I think this requires more analysis. A D&L can often provide a performance boost, at least for some period of time, but it won't cure all ills. Things to consider:
- Do you understand the bottlenecks in the current prod environment?
- Is the I/O subsystem up to snuff?
- BI and AI tuned?
- DB broker parameters tuned appropriately? Are there parameters not currently in use that could provide benefit?
- Client startup parameters tuned? Are they TCP clients or self-service, or a mix? SQL also?
- OS resources sufficient and used to best effect?
- Do you have full CRUD stats for tables and indexes?
- Is there evidence of application issues that could be causing performance issues, that you have to work around? E.g.:
- heavy reads of a small control table (possible LRU latch contention)
- possible solutions:
- assign table and index(es) to Alternate Buffer Pool
- add -lruskips 100 (requires 10.2B06+)
- extremely heavy reads of a larger table (possibly badly-written or poorly-bracketed queries, wrong USE-INDEX, missing index)
- possible solutions (likely requires app vendor involvement):
- rewrite the queries
- add index(es) to improve bracketing
- majority of reads of a large, heavily-read table use the non-primary index
- possible solution: alter your dump strategy to dump via the most-used index
- overnight read-only reports that do heavy reads and pollute the buffer pool, impacting application client performance the next day until the cache warms up again
- possible solution: if possible, have the client use private read-only buffers, either programmatically or via startup parameter; won't make the reporting client any faster but will benefit other users of the buffer pool
- Do you have metrics from promon/VSTs that could indicate bottlenecks to be addressed
- e.g. empty BI buffer waits, buffers flushed at checkpoint, low logical-to-physical read ratio, high latch naps, etc.

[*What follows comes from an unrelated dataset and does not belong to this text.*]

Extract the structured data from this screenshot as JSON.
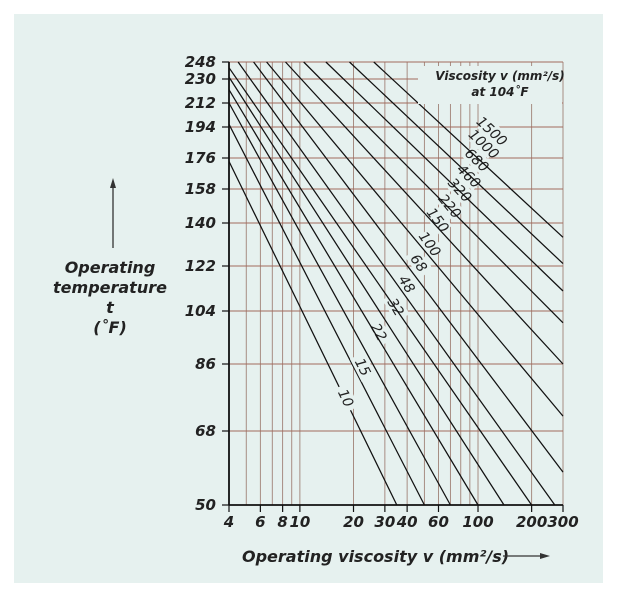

- do you see temporal patterns in the data? (not just what the problems are but when they tend to occur)
- Are there missing background processes that are impacting performance?
- BIW, AIW, not enough APWs
- Other resource contention issues
- other workload on shared LUNs on a SAN
- are you getting all the I/O bandwidth you expect?
- other workload on the database server
- are there database clients or ancillary applications that can run on another server instead?
- other workload on the physical host
- if this is a VM, could the physical host be overprovisioned, misconfigured (e.g. wrong vNIC driver or memory config), or sharing resources for work on other VMs?
Obviously, most of these things won't be addressed with a D&L. But reading between the lines, it seems the
real work here is application performance optimization and the D&L is perceived as the means to that end. Certainly it can help if done well but the larger problem should be addressed holistically to achieve lasting and maximum benefit.